Monday, 8 January 2018

Carbon Capture and Artificial Photosynthesis

(Apparently I haven't written anything here for over three years. That's what being absorbed in one's day job does ...)

I only recently learned that, whatever we do to reduce carbon emissions, we are almost certainly going to have to figure out large-scale atmospheric carbon capture soon, or else make Earth a catastrophically crap place to live for a long time.

From a Quartz article last month:
"The foremost authority on the matter, the Intergovernmental Panel on Climate Change, has modeled hundreds of possible futures to find economically optimal paths to achieving these goals, which require the world to bring emissions down to zero by around 2060. In virtually every IPCC model, carbon capture is absolutely essential—no matter what else we do to mitigate climate change."
By way of background, it's perhaps worth looking again at why carbon dioxide makes such a big difference, despite contributing only about 0.04% of the atmosphere's volume. In short, CO2 absorbs a spectrum of wavelengths that very neatly covers the range in which the planet loses much of its heat to space. Most other atmospheric gases don't absorb in that spectrum. Increased atmospheric carbon dioxide levels mean that heat that would previously have been radiated by the ground straight through the atmosphere into space is now being absorbed by atmospheric CO22 instead.

So we need some way to process carbon dioxide and turn it into something solid or liquid, so that it won't interfere with Earth's temperature.

Plants capture carbon as they grow (and there is a lovely video of Richard Feynman explaining how plants are made out of air). So in principle we could just grow biofuels and store them. A major problem with biofuels is that they need soil—and particularly fixed nitrogen, in the form of fertiliser—to grow. So that only works in places where spare soil exists, and for as long as the soil hasn't been ruined by intensive farming. And even when it works, we need to put in plenty of energy just to fix the nitrogen to produce the fertiliser.

Another limitation with biofuels is that photosynthesis isn't very efficient, because chlorophyll only absorbs a very small fraction of sunlight. In fact, in a day we can capture more sunlight from a square metre of land by using solar panels than by growing plants.

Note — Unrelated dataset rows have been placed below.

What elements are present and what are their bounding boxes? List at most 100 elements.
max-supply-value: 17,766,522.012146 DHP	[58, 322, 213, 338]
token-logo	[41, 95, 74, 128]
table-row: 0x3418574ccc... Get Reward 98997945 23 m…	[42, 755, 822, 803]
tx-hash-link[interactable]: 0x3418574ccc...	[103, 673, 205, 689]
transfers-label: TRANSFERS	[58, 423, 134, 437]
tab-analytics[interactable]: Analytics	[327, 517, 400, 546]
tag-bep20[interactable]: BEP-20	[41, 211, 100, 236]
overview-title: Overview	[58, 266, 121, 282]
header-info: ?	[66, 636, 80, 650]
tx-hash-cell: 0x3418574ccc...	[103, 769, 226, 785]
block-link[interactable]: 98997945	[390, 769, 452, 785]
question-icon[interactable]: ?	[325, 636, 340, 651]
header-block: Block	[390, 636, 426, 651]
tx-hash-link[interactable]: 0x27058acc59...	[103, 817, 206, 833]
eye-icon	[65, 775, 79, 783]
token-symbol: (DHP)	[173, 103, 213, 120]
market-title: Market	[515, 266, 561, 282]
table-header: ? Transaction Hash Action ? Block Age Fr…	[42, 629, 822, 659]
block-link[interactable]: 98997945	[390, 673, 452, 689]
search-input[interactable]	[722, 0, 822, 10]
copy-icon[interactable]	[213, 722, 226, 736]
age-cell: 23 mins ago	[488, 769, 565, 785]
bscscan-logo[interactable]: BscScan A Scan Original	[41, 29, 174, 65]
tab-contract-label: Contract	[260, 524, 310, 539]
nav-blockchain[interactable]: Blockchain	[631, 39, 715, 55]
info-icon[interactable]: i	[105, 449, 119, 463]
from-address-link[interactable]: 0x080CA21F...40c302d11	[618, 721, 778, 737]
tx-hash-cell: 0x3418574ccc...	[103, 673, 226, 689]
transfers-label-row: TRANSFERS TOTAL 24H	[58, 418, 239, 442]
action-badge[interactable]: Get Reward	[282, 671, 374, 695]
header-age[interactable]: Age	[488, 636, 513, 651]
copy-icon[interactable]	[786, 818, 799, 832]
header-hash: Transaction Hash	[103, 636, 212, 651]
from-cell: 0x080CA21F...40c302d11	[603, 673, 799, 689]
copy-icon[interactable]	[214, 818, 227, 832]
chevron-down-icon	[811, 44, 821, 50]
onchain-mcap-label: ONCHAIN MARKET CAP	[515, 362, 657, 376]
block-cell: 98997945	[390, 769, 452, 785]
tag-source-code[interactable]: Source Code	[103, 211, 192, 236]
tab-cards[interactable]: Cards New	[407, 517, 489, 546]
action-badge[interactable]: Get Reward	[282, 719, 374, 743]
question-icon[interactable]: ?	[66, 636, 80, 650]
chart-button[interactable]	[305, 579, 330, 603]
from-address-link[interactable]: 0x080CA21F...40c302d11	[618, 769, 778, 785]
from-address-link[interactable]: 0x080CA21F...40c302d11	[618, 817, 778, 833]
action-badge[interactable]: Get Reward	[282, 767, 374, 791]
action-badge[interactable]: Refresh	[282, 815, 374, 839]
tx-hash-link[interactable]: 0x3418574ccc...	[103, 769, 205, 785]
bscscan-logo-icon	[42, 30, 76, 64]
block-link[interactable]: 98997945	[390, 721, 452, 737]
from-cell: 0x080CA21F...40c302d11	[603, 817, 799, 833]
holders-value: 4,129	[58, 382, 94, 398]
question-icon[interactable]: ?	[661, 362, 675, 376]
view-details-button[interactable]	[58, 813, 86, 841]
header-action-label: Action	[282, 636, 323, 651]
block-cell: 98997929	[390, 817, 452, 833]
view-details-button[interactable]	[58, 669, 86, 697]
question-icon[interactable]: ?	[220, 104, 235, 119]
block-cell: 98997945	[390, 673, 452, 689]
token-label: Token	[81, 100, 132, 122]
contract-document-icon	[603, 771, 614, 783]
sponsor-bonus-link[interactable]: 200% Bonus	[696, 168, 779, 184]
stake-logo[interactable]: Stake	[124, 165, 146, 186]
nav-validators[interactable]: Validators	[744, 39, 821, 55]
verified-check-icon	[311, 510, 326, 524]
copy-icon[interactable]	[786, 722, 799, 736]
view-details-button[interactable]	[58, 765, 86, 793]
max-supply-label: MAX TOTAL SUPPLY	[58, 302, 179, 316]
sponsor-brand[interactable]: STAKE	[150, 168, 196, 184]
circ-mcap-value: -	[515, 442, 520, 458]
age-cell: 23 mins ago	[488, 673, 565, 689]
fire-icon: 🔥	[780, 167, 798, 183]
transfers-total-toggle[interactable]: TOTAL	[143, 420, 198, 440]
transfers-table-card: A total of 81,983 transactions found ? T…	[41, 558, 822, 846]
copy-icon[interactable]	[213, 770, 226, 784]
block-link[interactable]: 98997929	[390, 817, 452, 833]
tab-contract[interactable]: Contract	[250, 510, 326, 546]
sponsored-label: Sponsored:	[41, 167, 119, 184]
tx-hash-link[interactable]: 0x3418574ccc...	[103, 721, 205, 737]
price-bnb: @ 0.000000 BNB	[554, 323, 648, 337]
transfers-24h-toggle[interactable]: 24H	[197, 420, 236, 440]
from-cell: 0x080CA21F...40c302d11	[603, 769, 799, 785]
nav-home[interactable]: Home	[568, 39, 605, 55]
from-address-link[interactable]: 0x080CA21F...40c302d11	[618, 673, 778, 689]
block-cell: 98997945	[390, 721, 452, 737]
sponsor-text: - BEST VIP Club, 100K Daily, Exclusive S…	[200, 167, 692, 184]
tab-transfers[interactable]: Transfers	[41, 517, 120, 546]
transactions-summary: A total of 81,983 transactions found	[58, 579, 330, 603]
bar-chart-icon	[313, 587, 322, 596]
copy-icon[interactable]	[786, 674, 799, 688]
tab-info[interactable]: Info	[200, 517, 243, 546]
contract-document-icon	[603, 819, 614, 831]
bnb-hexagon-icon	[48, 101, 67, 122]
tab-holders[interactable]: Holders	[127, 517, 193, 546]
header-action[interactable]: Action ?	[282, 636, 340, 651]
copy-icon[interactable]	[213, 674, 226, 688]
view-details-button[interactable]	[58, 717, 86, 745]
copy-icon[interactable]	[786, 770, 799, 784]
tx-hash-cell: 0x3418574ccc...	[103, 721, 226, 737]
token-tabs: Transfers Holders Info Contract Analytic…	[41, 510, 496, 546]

A second possibility would be to run large solar (or nuclear) plants, and use the resulting electricity to drive some chemical process that emits hydrocarbons or carbohydrates. A difficulty of this kind of approach is that CO2 makes up so little of the atmosphere, and it's hard to find processes that work well in low concentrations. Some research is looking at using this kind of approach where concentrations are highest, in the chimneys of power plants. But turning burnt natural gas back into (synthetic) fossil fuels again is surely going to consume more energy than was produced by burning the gas in the first place. Unless I'm missing something, this is only a sensible thing to do if you want to produce electricity at a predictable rate and then later convert the exhaust gases back to fuel whenever the sunlight happens to be available. And it doesn't even begin to deal with numerous, small sources of carbon dioxide, like cars or planes.

A third way would be to engineer microbes that perform carbon capture. They could use metabolic processes similar to those of plants, but they would excrete the resulting fuels instead of building more plant with them. That means the volume of microbes can be fixed, so for a fixed output rate there's no need to supply nitrogen to grow more. Imagine you have a shallow tank of bacteria, which you just leave in the sun. All you do is water it occasionally, and over time it produces oil for you. On the other hand, the microbes are alive, so if you do want to increase production then you can let them reproduce easily. Got one solar bacterium tank? Just set up a new tank, add nutrients, breed your existing population in it, and double your output! You don't need viable soil, or concentrated carbon dioxide.

All we need for this is the right microbes. It's fortunate, then, that artificial photosynthesis is on its way.

Turning sunlight straight into oil obviously has the desirable overall outcome of reversing the effects of fossil fuel use. But it also means that the notoriously hard-to-predict availability of solar energy doesn't matter much any more: on a very sunny day, you don't need to have a large, expensive battery to store electricity, because you can have a large, cheap tank to store oil instead. And on a rainy day you can send some of that tank of oil to a regular power station. Your solar plant can be a base load plant.

And that in turn might yield some handy geopolitical consequences: every country could use its land to achieve energy independence, without having to swap oil pipelines for electrical grids and without having to swap petrol engines for electric vehicles.